My creature began to grow and I kept adding new features such as bigger fangs, sharper spikes and other instruments of death and destruction. I would eventually be able to roll with other members of my species and before I knew it, evolution was not my prime objective. I wanted to kill everything I saw. Some fought, but most tried to run. Thinking ahead, I’d enhanced my alien’s speed, nothing was going to escape. I ended up destroying around 30 different species before moving on to the tribal stage of the game. Even growing a larger brain didn’t stop me. Within a half an hour, I’d burned every competing tribe’s village to the ground. Again, whimsical encounters based on music were offered, but I opted for flame and steel.

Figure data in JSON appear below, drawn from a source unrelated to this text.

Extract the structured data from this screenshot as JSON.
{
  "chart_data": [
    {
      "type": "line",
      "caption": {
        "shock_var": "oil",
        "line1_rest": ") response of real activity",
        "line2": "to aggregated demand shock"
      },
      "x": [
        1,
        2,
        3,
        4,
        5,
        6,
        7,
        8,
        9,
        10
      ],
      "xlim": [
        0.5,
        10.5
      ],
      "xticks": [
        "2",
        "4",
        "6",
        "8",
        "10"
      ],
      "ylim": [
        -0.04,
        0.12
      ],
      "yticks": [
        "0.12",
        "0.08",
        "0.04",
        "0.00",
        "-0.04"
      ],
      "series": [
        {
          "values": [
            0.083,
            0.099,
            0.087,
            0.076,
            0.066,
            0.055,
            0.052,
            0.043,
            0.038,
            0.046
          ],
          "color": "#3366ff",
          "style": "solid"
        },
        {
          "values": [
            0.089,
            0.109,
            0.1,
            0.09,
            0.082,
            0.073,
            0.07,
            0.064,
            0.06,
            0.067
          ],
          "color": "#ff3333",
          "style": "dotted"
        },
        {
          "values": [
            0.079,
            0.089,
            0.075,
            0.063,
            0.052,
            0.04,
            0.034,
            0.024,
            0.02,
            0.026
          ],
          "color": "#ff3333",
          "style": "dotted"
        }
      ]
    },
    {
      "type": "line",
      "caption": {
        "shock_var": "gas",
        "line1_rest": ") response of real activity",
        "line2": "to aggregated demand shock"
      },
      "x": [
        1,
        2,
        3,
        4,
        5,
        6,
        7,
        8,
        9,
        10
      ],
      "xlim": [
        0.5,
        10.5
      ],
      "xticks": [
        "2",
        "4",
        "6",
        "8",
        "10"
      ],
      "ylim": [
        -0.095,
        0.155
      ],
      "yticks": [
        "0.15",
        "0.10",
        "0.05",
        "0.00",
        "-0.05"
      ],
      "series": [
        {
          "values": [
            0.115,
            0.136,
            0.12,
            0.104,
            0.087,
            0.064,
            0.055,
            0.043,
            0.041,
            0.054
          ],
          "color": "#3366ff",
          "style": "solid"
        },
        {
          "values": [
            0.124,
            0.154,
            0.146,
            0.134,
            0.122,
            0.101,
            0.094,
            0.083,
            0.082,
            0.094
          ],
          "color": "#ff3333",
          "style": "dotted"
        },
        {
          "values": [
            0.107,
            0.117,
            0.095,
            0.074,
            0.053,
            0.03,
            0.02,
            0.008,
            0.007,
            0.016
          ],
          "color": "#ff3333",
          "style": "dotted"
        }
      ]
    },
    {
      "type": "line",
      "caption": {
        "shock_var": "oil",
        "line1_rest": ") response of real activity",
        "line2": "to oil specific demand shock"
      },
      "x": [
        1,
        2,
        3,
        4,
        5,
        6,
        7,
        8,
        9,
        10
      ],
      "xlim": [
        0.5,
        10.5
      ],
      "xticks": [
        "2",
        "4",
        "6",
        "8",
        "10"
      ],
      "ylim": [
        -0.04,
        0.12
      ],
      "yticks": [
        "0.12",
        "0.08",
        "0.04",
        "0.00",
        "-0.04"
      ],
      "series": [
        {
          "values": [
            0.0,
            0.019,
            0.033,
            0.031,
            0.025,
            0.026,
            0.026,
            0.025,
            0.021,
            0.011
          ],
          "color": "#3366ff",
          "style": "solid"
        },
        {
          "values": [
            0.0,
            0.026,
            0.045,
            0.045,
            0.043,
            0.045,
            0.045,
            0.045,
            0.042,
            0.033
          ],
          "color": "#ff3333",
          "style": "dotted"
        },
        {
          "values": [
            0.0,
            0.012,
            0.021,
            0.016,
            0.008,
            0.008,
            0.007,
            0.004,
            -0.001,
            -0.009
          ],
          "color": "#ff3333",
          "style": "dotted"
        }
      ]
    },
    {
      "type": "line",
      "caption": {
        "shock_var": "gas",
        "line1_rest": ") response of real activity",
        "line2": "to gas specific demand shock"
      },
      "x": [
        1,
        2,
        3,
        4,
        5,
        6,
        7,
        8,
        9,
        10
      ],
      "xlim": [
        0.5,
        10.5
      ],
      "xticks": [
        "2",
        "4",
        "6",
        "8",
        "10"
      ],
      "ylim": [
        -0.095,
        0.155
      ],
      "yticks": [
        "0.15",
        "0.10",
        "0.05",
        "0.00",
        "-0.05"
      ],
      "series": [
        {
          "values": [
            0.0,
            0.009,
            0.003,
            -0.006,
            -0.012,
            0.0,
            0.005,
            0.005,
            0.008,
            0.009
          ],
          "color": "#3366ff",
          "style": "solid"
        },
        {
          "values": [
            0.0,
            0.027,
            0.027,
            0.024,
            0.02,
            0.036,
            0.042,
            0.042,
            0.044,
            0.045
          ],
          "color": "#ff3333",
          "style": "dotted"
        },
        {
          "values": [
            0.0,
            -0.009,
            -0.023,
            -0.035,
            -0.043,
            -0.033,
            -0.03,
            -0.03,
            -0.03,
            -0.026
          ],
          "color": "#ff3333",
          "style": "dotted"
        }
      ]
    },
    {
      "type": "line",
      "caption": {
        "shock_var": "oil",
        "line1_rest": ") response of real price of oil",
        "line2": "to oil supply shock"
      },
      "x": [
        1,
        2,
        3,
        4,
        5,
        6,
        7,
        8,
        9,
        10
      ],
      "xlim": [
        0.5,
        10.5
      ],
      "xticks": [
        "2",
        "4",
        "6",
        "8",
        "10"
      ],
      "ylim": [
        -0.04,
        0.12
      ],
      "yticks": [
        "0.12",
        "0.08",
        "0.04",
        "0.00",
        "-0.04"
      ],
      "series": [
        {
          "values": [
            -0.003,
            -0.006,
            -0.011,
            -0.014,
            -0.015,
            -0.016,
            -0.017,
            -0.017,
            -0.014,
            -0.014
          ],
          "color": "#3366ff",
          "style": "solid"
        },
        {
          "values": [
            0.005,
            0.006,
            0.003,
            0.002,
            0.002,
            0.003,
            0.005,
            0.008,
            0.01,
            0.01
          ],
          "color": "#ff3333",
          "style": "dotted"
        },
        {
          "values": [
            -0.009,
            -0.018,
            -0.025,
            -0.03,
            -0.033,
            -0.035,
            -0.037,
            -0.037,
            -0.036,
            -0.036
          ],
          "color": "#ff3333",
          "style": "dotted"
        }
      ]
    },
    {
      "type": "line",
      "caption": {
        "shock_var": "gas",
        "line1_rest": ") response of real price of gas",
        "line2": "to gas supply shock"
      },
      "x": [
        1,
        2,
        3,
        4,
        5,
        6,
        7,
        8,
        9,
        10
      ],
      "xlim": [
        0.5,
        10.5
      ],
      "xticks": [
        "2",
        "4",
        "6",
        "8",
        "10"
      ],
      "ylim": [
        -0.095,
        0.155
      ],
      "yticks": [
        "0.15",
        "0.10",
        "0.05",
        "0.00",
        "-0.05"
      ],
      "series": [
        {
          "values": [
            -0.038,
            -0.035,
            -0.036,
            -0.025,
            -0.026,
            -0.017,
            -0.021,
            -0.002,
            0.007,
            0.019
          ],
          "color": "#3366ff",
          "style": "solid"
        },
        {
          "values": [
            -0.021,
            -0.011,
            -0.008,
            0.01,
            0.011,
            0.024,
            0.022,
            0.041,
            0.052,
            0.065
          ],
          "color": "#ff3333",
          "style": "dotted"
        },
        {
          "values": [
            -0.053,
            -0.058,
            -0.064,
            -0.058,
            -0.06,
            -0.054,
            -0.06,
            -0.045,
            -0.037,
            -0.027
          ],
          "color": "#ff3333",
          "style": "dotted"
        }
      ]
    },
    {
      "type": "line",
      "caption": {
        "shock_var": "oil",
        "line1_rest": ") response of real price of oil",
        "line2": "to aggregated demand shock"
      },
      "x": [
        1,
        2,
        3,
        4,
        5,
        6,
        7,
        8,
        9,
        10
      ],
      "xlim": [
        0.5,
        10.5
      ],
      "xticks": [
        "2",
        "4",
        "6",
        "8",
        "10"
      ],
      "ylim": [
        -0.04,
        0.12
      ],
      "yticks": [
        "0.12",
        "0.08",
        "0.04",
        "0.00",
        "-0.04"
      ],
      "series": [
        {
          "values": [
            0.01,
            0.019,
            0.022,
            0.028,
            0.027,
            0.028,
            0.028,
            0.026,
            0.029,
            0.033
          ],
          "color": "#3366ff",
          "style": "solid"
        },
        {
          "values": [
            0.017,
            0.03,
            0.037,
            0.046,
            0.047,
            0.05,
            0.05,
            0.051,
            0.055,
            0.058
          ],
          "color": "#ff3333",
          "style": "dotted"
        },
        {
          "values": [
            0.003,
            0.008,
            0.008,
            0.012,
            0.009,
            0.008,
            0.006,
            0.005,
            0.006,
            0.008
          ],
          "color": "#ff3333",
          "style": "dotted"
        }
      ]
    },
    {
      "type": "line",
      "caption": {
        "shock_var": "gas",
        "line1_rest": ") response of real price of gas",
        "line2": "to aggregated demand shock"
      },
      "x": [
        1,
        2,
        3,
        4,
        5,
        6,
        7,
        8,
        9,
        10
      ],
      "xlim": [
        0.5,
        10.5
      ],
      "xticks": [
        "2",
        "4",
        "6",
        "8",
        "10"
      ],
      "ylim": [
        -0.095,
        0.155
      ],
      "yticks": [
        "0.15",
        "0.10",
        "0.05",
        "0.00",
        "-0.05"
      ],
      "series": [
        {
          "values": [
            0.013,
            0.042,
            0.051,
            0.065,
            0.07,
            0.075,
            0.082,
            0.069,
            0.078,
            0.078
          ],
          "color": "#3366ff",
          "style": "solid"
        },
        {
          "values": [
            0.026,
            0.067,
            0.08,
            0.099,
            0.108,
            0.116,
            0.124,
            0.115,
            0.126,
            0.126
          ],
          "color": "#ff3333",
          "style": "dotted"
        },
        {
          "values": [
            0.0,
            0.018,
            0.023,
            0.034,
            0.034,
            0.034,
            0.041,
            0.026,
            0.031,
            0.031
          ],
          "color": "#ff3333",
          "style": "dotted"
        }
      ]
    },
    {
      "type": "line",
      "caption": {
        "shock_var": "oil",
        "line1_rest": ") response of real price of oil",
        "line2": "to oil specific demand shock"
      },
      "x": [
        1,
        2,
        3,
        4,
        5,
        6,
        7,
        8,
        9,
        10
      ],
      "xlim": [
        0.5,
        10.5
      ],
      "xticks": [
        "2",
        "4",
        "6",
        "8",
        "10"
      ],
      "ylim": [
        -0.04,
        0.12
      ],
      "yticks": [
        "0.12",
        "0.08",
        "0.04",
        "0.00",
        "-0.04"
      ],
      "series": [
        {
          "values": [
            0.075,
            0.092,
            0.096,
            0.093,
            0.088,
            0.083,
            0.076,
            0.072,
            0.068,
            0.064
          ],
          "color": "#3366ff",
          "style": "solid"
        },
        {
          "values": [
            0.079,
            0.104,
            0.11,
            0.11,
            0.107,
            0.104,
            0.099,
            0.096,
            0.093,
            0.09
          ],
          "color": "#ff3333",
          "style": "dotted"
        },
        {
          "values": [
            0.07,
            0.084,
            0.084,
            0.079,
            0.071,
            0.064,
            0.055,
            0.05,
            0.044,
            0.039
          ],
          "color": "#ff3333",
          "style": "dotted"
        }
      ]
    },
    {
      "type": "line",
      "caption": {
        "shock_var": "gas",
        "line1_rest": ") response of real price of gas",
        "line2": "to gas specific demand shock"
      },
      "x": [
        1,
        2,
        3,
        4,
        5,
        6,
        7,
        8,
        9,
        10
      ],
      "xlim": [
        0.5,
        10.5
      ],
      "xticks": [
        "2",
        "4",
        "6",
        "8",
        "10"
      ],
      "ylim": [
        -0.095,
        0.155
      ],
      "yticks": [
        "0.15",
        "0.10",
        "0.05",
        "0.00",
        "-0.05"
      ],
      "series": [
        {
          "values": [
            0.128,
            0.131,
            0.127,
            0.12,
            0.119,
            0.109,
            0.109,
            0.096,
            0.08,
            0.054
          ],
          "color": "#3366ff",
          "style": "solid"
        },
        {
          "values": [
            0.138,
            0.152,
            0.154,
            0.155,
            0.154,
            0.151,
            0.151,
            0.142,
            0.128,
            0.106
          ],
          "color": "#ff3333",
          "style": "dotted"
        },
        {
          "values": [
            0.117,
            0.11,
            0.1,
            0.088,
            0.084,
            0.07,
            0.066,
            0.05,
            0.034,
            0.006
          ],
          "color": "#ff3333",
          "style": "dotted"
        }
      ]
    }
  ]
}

Those red "X's" indicate the end of a species and the source of my sinister grins

Once I came to the realization what I’d done, I stopped playing (well and the game was pretty horrible from then on). Never had I been the villain, but here I was standing over the smoldering ashes of numerous civilizations, all with the potential to cure disease or unify the galaxy. I hoped this wouldn’t spread into other games (or real life), but in all honesty not having morals or ethics restricting your every action is pretty fun.

Bloodlust Cured

I started into Dragon Age: Origins a week later and found that I’d fallen back into the usual do-goodery, which was a bit of relief. Perhaps the idea of hurting innocent humans was the difference between “Evil Ethan” in Spore and “All Around Nice Guy Ethan” in other games, which makes sense from a psychological point of view. In the end, my good guy status stands strong, but for some reason I’ve increased my consumption of animal products tenfold. I’ve also started giving everything I eat a back story and imagine a family that misses it. And yes, its makes things taste much better.

Note: Being evil in video games is pretty easy but if you decide to transition into real life evil, I will be on you like stink on a monkey.

4 Comments How You Play the Game: Spore Made Me Switch Teams

  1. jadetiger_cg

    Oooooh, switching teams meaning good to evil. I didn’t know what to think with the phallic horns.

  2. Wizardtrain187

    Yeah my title was Spore Made me Change Factions. A last minute headline alteration does make it appear that my sexual orientation changed after playing Spore, which I can assure you did not happen.

  3. JDevL

    I figured neither title was exactly clear, and switching teams was much funnier. I think this was a successful editorial change.

  4. gifftor

    That was friggin’ hilarious…and I’m with you. I have trouble taking the dark side route on games, although I can normally handle morally ambiguous.
    Still…Spore’s about evolution, right? You know why cows don’t run the planet? Vegetarians are stupid. There’s not enough energy in a plant-based diet to build a brain big enough for complex thought. Well, that and the fact that they taste effing delicious.